Training and Work Force Development

Finally, there are many components of health reform focused on strengthening the work force and training. While there is considerable funding described in these provisions, most of the work force development funding is not yet appropriated. Notable work force provisions in the Act are in the following areas:

  • In 2010:
    • Education of medical students in patient safety and quality improvement. (§3508)*
    • Education and training program for pain management and treatment. (§4305)*
    • Expansions of primary care training programs. (§5301)*
    • Development of dental training programs. (§5303)*
    • Training of alternative dental health care providers to provide services in rural and other underserved communities. (§5304)*
    • Career ladder grants for practitioners to become degree prepared nurses. (§5309)*
    • Initiatives that support the use of community health workers to promote positive healthy behaviors and outcomes in medically underserved areas. (§5313)*
    • Area health education centers (AHEC) to establish or enhance community based workforce programs in underserved areas. (§5403)*
    • Establishment or expansion of primary care residency programs in community based, ambulatory patient care centers. (§5508)*
    • Expansion or establishment of programs to increase the number of practitioners located in underserved, rural communities. (Title V Amendment)*
  • In 2011:
    • Up to 24 geriatric education centers to train faculty and practitioners. (§5305)*
    • Training programs for nurse practitioners to practice in federally qualified health centers and nurse managed health centers. (§5316)*
    • Training for graduate medical education in preventive medicine or public health specialties. (Title V Amendment)*

* Funding is not appropriated.

Conclusion

As should be evident from this policy brief, P.L. 111-148 provides tremendous opportunities at the state and local level and includes a scope that goes well beyond an impact on health care coverage alone.
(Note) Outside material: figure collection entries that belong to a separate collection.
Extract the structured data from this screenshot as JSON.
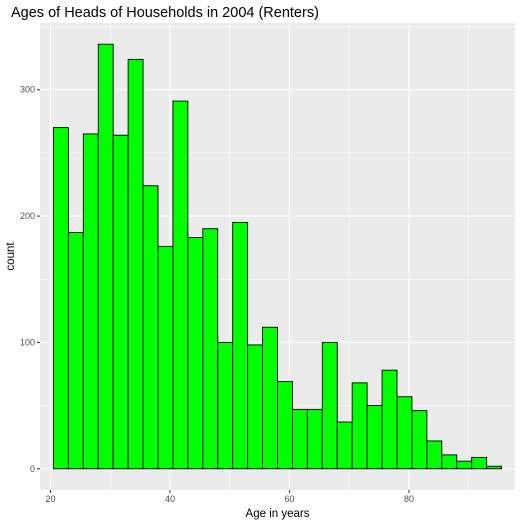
{
  "chart_data": {
    "type": "bar",
    "title": "Ages of Heads of Households in 2004 (Renters)",
    "xlabel": "Age in years",
    "ylabel": "count",
    "bin_width": 2.5,
    "bins": [
      {
        "start": 20.5,
        "end": 23.0,
        "count": 270
      },
      {
        "start": 23.0,
        "end": 25.5,
        "count": 187
      },
      {
        "start": 25.5,
        "end": 28.0,
        "count": 265
      },
      {
        "start": 28.0,
        "end": 30.5,
        "count": 336
      },
      {
        "start": 30.5,
        "end": 33.0,
        "count": 264
      },
      {
        "start": 33.0,
        "end": 35.5,
        "count": 324
      },
      {
        "start": 35.5,
        "end": 38.0,
        "count": 224
      },
      {
        "start": 38.0,
        "end": 40.5,
        "count": 176
      },
      {
        "start": 40.5,
        "end": 43.0,
        "count": 291
      },
      {
        "start": 43.0,
        "end": 45.5,
        "count": 183
      },
      {
        "start": 45.5,
        "end": 48.0,
        "count": 190
      },
      {
        "start": 48.0,
        "end": 50.5,
        "count": 100
      },
      {
        "start": 50.5,
        "end": 53.0,
        "count": 195
      },
      {
        "start": 53.0,
        "end": 55.5,
        "count": 98
      },
      {
        "start": 55.5,
        "end": 58.0,
        "count": 112
      },
      {
        "start": 58.0,
        "end": 60.5,
        "count": 69
      },
      {
        "start": 60.5,
        "end": 63.0,
        "count": 47
      },
      {
        "start": 63.0,
        "end": 65.5,
        "count": 47
      },
      {
        "start": 65.5,
        "end": 68.0,
        "count": 100
      },
      {
        "start": 68.0,
        "end": 70.5,
        "count": 37
      },
      {
        "start": 70.5,
        "end": 73.0,
        "count": 68
      },
      {
        "start": 73.0,
        "end": 75.5,
        "count": 50
      },
      {
        "start": 75.5,
        "end": 78.0,
        "count": 78
      },
      {
        "start": 78.0,
        "end": 80.5,
        "count": 57
      },
      {
        "start": 80.5,
        "end": 83.0,
        "count": 46
      },
      {
        "start": 83.0,
        "end": 85.5,
        "count": 22
      },
      {
        "start": 85.5,
        "end": 88.0,
        "count": 11
      },
      {
        "start": 88.0,
        "end": 90.5,
        "count": 6
      },
      {
        "start": 90.5,
        "end": 93.0,
        "count": 9
      },
      {
        "start": 93.0,
        "end": 95.5,
        "count": 2
      }
    ],
    "x_ticks": [
      20,
      40,
      60,
      80
    ],
    "y_ticks": [
      0,
      100,
      200,
      300
    ],
    "xlim": [
      18.25,
      97.75
    ],
    "ylim": [
      -16.8,
      352.8
    ],
    "grid": true,
    "bar_fill": "#00ff00",
    "bar_stroke": "#000000",
    "panel_background": "#ebebeb",
    "gridline_color": "#ffffff"
  }
}
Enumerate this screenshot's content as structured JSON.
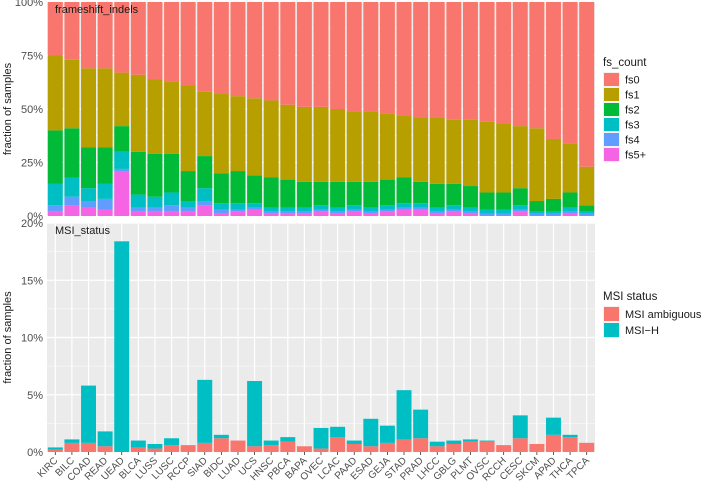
{
  "colors": {
    "fs0": "#F8766D",
    "fs1": "#B79F00",
    "fs2": "#00BA38",
    "fs3": "#00BFC4",
    "fs4": "#619CFF",
    "fs5+": "#F564E3",
    "msi_ambiguous": "#F8766D",
    "msi_h": "#00BFC4",
    "panel_bg": "#EBEBEB",
    "grid": "#FFFFFF"
  },
  "chart_data": [
    {
      "type": "bar",
      "stacked": true,
      "strip_label": "frameshift_indels",
      "ylabel": "fraction of samples",
      "ylim": [
        0,
        1
      ],
      "yticks": [
        "0%",
        "25%",
        "50%",
        "75%",
        "100%"
      ],
      "ytick_values": [
        0,
        0.25,
        0.5,
        0.75,
        1
      ],
      "legend_title": "fs_count",
      "legend_position": "right",
      "categories": [
        "KIRC",
        "BILC",
        "COAD",
        "READ",
        "UEAD",
        "BLCA",
        "LUSS",
        "LUSC",
        "RCCP",
        "SIAD",
        "BIDC",
        "LUAD",
        "UCS",
        "HNSC",
        "PBCA",
        "BAPA",
        "OVEC",
        "LCAC",
        "PAAD",
        "ESAD",
        "GEJA",
        "STAD",
        "PRAD",
        "LHCC",
        "GBLG",
        "PLMT",
        "OVSC",
        "RCCH",
        "CESC",
        "SKCM",
        "APAD",
        "THCA",
        "TPCA"
      ],
      "series": [
        {
          "name": "fs0",
          "values": [
            0.25,
            0.27,
            0.31,
            0.31,
            0.33,
            0.34,
            0.36,
            0.37,
            0.39,
            0.42,
            0.43,
            0.44,
            0.45,
            0.46,
            0.48,
            0.49,
            0.49,
            0.5,
            0.51,
            0.51,
            0.52,
            0.53,
            0.54,
            0.54,
            0.55,
            0.55,
            0.56,
            0.57,
            0.58,
            0.59,
            0.64,
            0.66,
            0.77
          ]
        },
        {
          "name": "fs1",
          "values": [
            0.35,
            0.32,
            0.37,
            0.37,
            0.25,
            0.36,
            0.35,
            0.34,
            0.4,
            0.3,
            0.37,
            0.35,
            0.36,
            0.36,
            0.35,
            0.35,
            0.35,
            0.34,
            0.33,
            0.33,
            0.31,
            0.29,
            0.3,
            0.31,
            0.3,
            0.31,
            0.33,
            0.32,
            0.29,
            0.34,
            0.28,
            0.23,
            0.18
          ]
        },
        {
          "name": "fs2",
          "values": [
            0.25,
            0.23,
            0.19,
            0.17,
            0.12,
            0.2,
            0.2,
            0.18,
            0.14,
            0.15,
            0.14,
            0.15,
            0.13,
            0.14,
            0.13,
            0.12,
            0.11,
            0.12,
            0.11,
            0.12,
            0.12,
            0.12,
            0.1,
            0.11,
            0.1,
            0.1,
            0.08,
            0.08,
            0.08,
            0.05,
            0.06,
            0.07,
            0.03
          ]
        },
        {
          "name": "fs3",
          "values": [
            0.1,
            0.09,
            0.06,
            0.07,
            0.08,
            0.06,
            0.05,
            0.06,
            0.03,
            0.06,
            0.03,
            0.03,
            0.02,
            0.02,
            0.02,
            0.02,
            0.02,
            0.02,
            0.02,
            0.02,
            0.02,
            0.02,
            0.02,
            0.02,
            0.02,
            0.02,
            0.02,
            0.02,
            0.02,
            0.01,
            0.01,
            0.02,
            0.01
          ]
        },
        {
          "name": "fs4",
          "values": [
            0.03,
            0.04,
            0.03,
            0.05,
            0.01,
            0.02,
            0.02,
            0.03,
            0.02,
            0.02,
            0.02,
            0.01,
            0.01,
            0.01,
            0.01,
            0.01,
            0.01,
            0.01,
            0.01,
            0.01,
            0.01,
            0.01,
            0.01,
            0.01,
            0.01,
            0.01,
            0.01,
            0.01,
            0.01,
            0.01,
            0.01,
            0.01,
            0.01
          ]
        },
        {
          "name": "fs5+",
          "values": [
            0.02,
            0.05,
            0.04,
            0.03,
            0.21,
            0.02,
            0.02,
            0.02,
            0.02,
            0.05,
            0.01,
            0.02,
            0.03,
            0.01,
            0.01,
            0.01,
            0.02,
            0.01,
            0.02,
            0.01,
            0.02,
            0.03,
            0.03,
            0.01,
            0.02,
            0.01,
            0.0,
            0.0,
            0.02,
            0.0,
            0.0,
            0.01,
            0.0
          ]
        }
      ]
    },
    {
      "type": "bar",
      "stacked": true,
      "strip_label": "MSI_status",
      "ylabel": "fraction of samples",
      "ylim": [
        0,
        0.2
      ],
      "yticks": [
        "0%",
        "5%",
        "10%",
        "15%",
        "20%"
      ],
      "ytick_values": [
        0,
        0.05,
        0.1,
        0.15,
        0.2
      ],
      "legend_title": "MSI status",
      "legend_position": "right",
      "categories": [
        "KIRC",
        "BILC",
        "COAD",
        "READ",
        "UEAD",
        "BLCA",
        "LUSS",
        "LUSC",
        "RCCP",
        "SIAD",
        "BIDC",
        "LUAD",
        "UCS",
        "HNSC",
        "PBCA",
        "BAPA",
        "OVEC",
        "LCAC",
        "PAAD",
        "ESAD",
        "GEJA",
        "STAD",
        "PRAD",
        "LHCC",
        "GBLG",
        "PLMT",
        "OVSC",
        "RCCH",
        "CESC",
        "SKCM",
        "APAD",
        "THCA",
        "TPCA"
      ],
      "series": [
        {
          "name": "MSI−H",
          "values": [
            0.002,
            0.003,
            0.05,
            0.013,
            0.184,
            0.006,
            0.004,
            0.006,
            0.0,
            0.055,
            0.003,
            0.0,
            0.057,
            0.004,
            0.004,
            0.0,
            0.018,
            0.009,
            0.003,
            0.024,
            0.015,
            0.043,
            0.025,
            0.004,
            0.003,
            0.002,
            0.001,
            0.0,
            0.02,
            0.0,
            0.015,
            0.002,
            0.0
          ]
        },
        {
          "name": "MSI ambiguous",
          "values": [
            0.002,
            0.008,
            0.008,
            0.005,
            0.0,
            0.004,
            0.003,
            0.006,
            0.006,
            0.008,
            0.012,
            0.01,
            0.005,
            0.006,
            0.009,
            0.005,
            0.003,
            0.013,
            0.007,
            0.005,
            0.008,
            0.011,
            0.012,
            0.005,
            0.007,
            0.009,
            0.009,
            0.006,
            0.012,
            0.007,
            0.015,
            0.013,
            0.008
          ]
        }
      ]
    }
  ]
}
Those most interested in influencing the future of health reform would be well served to identify the state and local options of most interest to them, become involved in shaping their implementation and design, and work to assure federal, state, and local funding for those options.

 

Suggested citation: Eller, Patrice; Ogundimu, Tomi; Udow-Phillips, Marianne. The Patient Protection and Affordable Care Act at the State and Local Level. June 2010. Center for Healthcare Research & Transformation. Ann Arbor, MI.